Havia, sim, dias cansativos, pois levantava às 4h30 e só chegava em casa à meia-noite. “Ia diretamente do trabalho para a faculdade, para sentir menos o cansaço.”

Pedagoga na SLU, Vitória Cavalieri recorda que Sirlei sempre foi um ser humano determinado, participando do curso de alfabetização oferecido pela instituição e, em seguida, investindo na formação de nível médio, mais tarde no pré-vestibular, até alcançar o ensino superior. “Todos percebiam seu potencial; ele era aplicado e inteligente”, destaca a educadora.



Solidariedade

O ex-gari não se esquece de quem o ajudou na trajetória profissional.
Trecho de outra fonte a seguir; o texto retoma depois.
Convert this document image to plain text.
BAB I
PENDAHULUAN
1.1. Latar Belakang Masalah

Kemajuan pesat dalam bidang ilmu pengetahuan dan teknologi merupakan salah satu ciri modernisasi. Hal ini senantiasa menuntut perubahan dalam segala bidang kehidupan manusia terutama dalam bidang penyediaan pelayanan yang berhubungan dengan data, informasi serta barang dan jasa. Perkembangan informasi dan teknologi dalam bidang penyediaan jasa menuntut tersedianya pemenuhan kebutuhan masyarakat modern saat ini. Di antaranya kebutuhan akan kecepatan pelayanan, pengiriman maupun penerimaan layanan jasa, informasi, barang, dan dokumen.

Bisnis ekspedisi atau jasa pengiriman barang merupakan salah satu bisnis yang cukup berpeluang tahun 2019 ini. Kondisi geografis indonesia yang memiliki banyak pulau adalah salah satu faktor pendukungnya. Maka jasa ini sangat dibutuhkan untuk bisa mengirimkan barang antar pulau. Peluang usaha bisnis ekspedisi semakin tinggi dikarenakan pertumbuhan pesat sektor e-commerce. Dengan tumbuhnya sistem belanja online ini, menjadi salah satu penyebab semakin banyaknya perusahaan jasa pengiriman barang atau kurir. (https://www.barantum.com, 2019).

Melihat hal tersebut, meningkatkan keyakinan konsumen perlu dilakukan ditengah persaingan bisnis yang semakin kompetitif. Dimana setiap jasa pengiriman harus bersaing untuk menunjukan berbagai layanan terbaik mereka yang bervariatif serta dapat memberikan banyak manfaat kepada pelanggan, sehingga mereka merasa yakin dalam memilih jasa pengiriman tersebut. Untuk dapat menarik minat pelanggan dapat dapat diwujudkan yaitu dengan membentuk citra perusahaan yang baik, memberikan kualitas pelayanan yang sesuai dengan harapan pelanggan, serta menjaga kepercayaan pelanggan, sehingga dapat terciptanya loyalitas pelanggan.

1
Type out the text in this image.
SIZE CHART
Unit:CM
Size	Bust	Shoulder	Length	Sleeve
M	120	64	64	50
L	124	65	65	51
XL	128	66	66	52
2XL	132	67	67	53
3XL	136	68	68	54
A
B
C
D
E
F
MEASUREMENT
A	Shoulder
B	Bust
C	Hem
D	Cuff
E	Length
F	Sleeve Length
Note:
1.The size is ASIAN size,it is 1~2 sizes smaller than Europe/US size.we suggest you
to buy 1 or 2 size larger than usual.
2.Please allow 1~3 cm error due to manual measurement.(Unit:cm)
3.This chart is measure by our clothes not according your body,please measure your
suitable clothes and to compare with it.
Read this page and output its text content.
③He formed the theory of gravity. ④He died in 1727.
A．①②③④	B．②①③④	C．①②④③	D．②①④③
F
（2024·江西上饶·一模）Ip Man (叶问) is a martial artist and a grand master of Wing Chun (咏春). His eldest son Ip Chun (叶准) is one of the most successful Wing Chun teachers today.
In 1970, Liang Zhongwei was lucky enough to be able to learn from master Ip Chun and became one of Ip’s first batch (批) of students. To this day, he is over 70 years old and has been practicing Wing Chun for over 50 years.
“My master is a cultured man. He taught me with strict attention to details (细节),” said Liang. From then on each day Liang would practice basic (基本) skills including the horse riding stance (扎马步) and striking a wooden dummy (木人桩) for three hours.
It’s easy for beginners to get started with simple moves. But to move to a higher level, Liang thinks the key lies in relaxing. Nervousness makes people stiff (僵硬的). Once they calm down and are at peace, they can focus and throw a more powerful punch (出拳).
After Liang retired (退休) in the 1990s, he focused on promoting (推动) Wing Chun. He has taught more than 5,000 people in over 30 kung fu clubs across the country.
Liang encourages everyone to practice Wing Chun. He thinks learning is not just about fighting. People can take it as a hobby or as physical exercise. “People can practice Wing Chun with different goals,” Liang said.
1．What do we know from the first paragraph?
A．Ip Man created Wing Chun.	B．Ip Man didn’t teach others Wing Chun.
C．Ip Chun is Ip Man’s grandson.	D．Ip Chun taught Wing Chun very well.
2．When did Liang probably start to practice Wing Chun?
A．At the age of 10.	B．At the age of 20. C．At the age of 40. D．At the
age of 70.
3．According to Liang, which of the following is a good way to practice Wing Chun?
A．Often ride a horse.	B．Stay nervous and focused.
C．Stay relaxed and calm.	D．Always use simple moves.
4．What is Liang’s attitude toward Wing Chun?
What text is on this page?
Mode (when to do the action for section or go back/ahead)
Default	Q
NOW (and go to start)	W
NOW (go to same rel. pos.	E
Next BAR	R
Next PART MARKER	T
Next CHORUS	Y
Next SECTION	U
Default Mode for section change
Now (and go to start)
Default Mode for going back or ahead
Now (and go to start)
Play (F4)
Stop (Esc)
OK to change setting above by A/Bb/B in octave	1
Um deles foi João Carlos, também gari, que fez questão de contribuir com os valores da matrícula e da primeira mensalidade da faculdade. “Tentei lhe pagar, mas, generoso que é, ele não quis aceitar”, relata Sirlei. Tempos depois, a vida encarregou-se de retribuir o gesto de amizade. Aprovado em um concurso público, João Carlos foi trabalhar nos Correios.

A lista dos incentivadores de Sirlei é extensa. Um dos episódios marcantes de sua vida foi quando sofreu um assalto e os bandidos levaram sua motocicleta. “Havia pago poucas prestações da moto e, sem ela, meus deslocamentos entre minha casa, o trabalho e a faculdade se tornariam mais difíceis e demorados.”

Contudo, os colegas garis arrecadaram dinheiro entre eles mesmos e o presentearam com uma motocicleta nova. “Gostaria muito de me tornar ainda mais vitorioso na vida para, de algum modo, retribuir a cada um que me amparou”, afirma. “Gestos assim nunca me deixaram desanimar diante das dificuldades.”

Sirlei não para. Ele tem vontade de investir em uma pós-graduação, mas, por enquanto, o inglês e o francês são as próximas metas.

No início do ano que vem, chega o primeiro filho. Ele vai se chamar João Miguel. Segundo Sirlei, João é uma homenagem ao avô e Miguel, uma referência ao arcanjo que sempre o acompanhou nos momentos desafiadores e felizes de sua caminhada.